Hi @LightBulbIdea. Thank you for opening this issue and giving us the opportunity to assist. We believe that this has been addressed. If you feel that further discussion is needed, please add a comment with the text "/unresolve" to remove the "issue-addressed" label and continue the conversation.

[LightBulbIdea]

/unresolve

[LightBulbIdea]

It seems that we have made some progress, however I am now facing a TCP error. Here are the error details...

Error message: connecting to 169.254.169.254:80: connecting to 169.254.169.254:80: dial tcp 169.254.169.254:80: connectex: A socket operation was attempted to an unreachable network.

Does Azure needs to enable something for me? Do I need to whitelist something? Not entirely sure how to fix this. A quick google on the IP address shows that it is a Azure Instance Metadata Service https://learn.microsoft.com/en-us/azure/virtual-machines/instance-metadata-service?tabs=windows.

[christothes]

@LightBulbIdea This is the IP of the managed identity endpoint.

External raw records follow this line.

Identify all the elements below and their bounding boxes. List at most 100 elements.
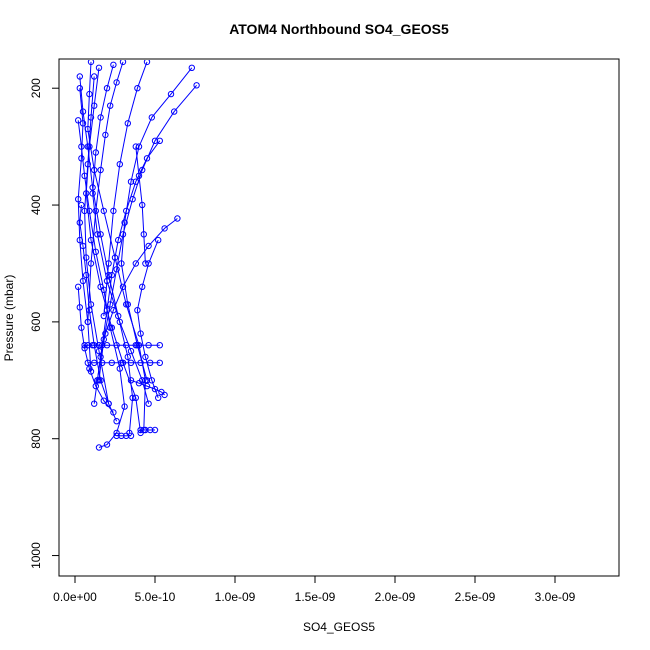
data-point bbox=[127, 359, 135, 366]
data-point bbox=[91, 73, 98, 80]
data-point bbox=[110, 207, 117, 215]
series-line bbox=[98, 84, 197, 381]
data-point bbox=[143, 155, 151, 162]
series-line bbox=[120, 67, 193, 381]
data-point bbox=[151, 385, 159, 393]
series-16 bbox=[113, 432, 135, 439]
data-point bbox=[132, 394, 140, 401]
series-7 bbox=[118, 64, 196, 384]
data-point bbox=[135, 380, 143, 387]
data-point bbox=[155, 394, 162, 401]
data-point bbox=[97, 114, 104, 121]
data-point bbox=[95, 64, 103, 72]
data-point bbox=[139, 201, 146, 209]
data-point bbox=[145, 242, 152, 250]
data-point bbox=[99, 359, 106, 366]
data-point bbox=[95, 347, 103, 355]
data-point bbox=[118, 260, 125, 267]
data-point bbox=[132, 260, 140, 267]
data-point bbox=[92, 382, 100, 390]
data-point bbox=[91, 400, 98, 407]
series-13 bbox=[84, 359, 164, 366]
data-point bbox=[87, 368, 95, 375]
x-axis-label: SO4_GEOS5 bbox=[303, 620, 375, 634]
data-point bbox=[124, 353, 132, 361]
series-line bbox=[84, 76, 110, 404]
data-point bbox=[76, 85, 84, 92]
data-point bbox=[95, 342, 103, 349]
data-point bbox=[156, 342, 164, 349]
series-line bbox=[103, 61, 148, 317]
data-point bbox=[91, 359, 98, 366]
data-point bbox=[102, 330, 109, 337]
data-point bbox=[132, 178, 140, 185]
x-axis: 0.0e+00 5.0e-10 1.0e-09 1.5e-09 2.0e-09 2.5e-… bbox=[53, 575, 576, 604]
x-tick-label: 2.5e-09 bbox=[455, 590, 496, 604]
data-point bbox=[97, 377, 104, 384]
series-line bbox=[92, 64, 150, 404]
data-point bbox=[105, 260, 112, 267]
data-point bbox=[108, 271, 116, 279]
data-point bbox=[123, 432, 130, 439]
data-point bbox=[127, 347, 135, 355]
data-point bbox=[87, 260, 95, 267]
series-line bbox=[130, 379, 165, 396]
data-point bbox=[171, 108, 178, 115]
data-point bbox=[76, 73, 84, 80]
data-point bbox=[143, 60, 151, 66]
series-14 bbox=[127, 377, 168, 399]
data-point bbox=[124, 120, 132, 127]
data-point bbox=[156, 137, 164, 145]
data-point bbox=[113, 342, 120, 349]
data-point bbox=[135, 172, 143, 180]
data-point bbox=[142, 260, 149, 267]
data-point bbox=[142, 426, 149, 434]
data-point bbox=[86, 90, 93, 98]
data-point bbox=[127, 178, 135, 185]
series-20 bbox=[100, 60, 151, 320]
data-point bbox=[119, 60, 127, 66]
data-point bbox=[97, 283, 104, 290]
data-point bbox=[75, 283, 82, 290]
data-point bbox=[110, 61, 117, 69]
data-point bbox=[89, 342, 96, 349]
data-point bbox=[167, 90, 175, 98]
data-point bbox=[193, 82, 200, 89]
data-point bbox=[87, 114, 95, 121]
data-point bbox=[89, 190, 96, 197]
data-point bbox=[81, 207, 88, 215]
data-point bbox=[148, 114, 156, 121]
data-point bbox=[84, 161, 92, 168]
series-11 bbox=[75, 283, 117, 416]
series-line bbox=[135, 146, 146, 264]
y-tick-label: 1000 bbox=[29, 542, 43, 569]
data-point bbox=[113, 79, 120, 86]
data-point bbox=[110, 307, 117, 314]
data-point bbox=[116, 365, 124, 372]
x-tick-label: 3.0e-09 bbox=[535, 590, 576, 604]
data-point bbox=[103, 441, 111, 448]
y-tick-label: 800 bbox=[29, 428, 43, 448]
data-point bbox=[94, 231, 101, 238]
series-line bbox=[87, 61, 146, 431]
data-point bbox=[83, 254, 90, 261]
data-point bbox=[115, 312, 122, 320]
data-point bbox=[121, 403, 128, 410]
series-line bbox=[77, 88, 92, 372]
series-12 bbox=[81, 342, 164, 349]
data-point bbox=[108, 324, 116, 331]
y-tick-label: 400 bbox=[29, 195, 43, 215]
data-point bbox=[108, 359, 116, 366]
data-point bbox=[127, 432, 135, 439]
data-point bbox=[113, 432, 120, 439]
x-tick-label: 5.0e-10 bbox=[135, 590, 176, 604]
data-point bbox=[84, 318, 92, 326]
data-point bbox=[145, 342, 152, 349]
data-point bbox=[156, 359, 164, 366]
data-point bbox=[142, 353, 149, 361]
data-point bbox=[83, 271, 90, 279]
data-point bbox=[76, 236, 84, 244]
data-point bbox=[132, 342, 140, 349]
data-point bbox=[78, 324, 85, 331]
data-point bbox=[105, 400, 112, 407]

If you are debugging this locally, this is expected to fail.

[LightBulbIdea]

@christothes If I understand you correctly, there is no way for us to use MS Entra from our local instances of VS when authenticating against US Gov Cloud Azure SQL Server, correct?

I was able to do this with no issues when running VS against Azure Public Cloud Azure SQL Server.

[christothes]

@LightBulbIdea - sorry for the confusion, but what I meant in my previous comment was that the error you are showing related to the 169.254.169.254 address is expected when running locally. This address is only available when running in Azure on a resource that has a managed identity configured.

But it looks like Visual Studio application still needs to be pre-authorized for the US Gov cloud. I've contacted the appropriate folks to make sure that process is in motion.

[LightBulbIdea]

@christothes thank you for the clarification. It seems that I misunderstood your previous comment.

Also, thank you for contacting the folks that can fix this for me. I'll wait to hear an update from you guys.

[christothes]

If this hasn't been resolved yet, the appropriate way to report this is via the instructions mentioned here and include the details of the AADSTS65002 error via the reporting link mentioned in the link above.

[crmann1]

The SQL team has deployed the changes so it should work now.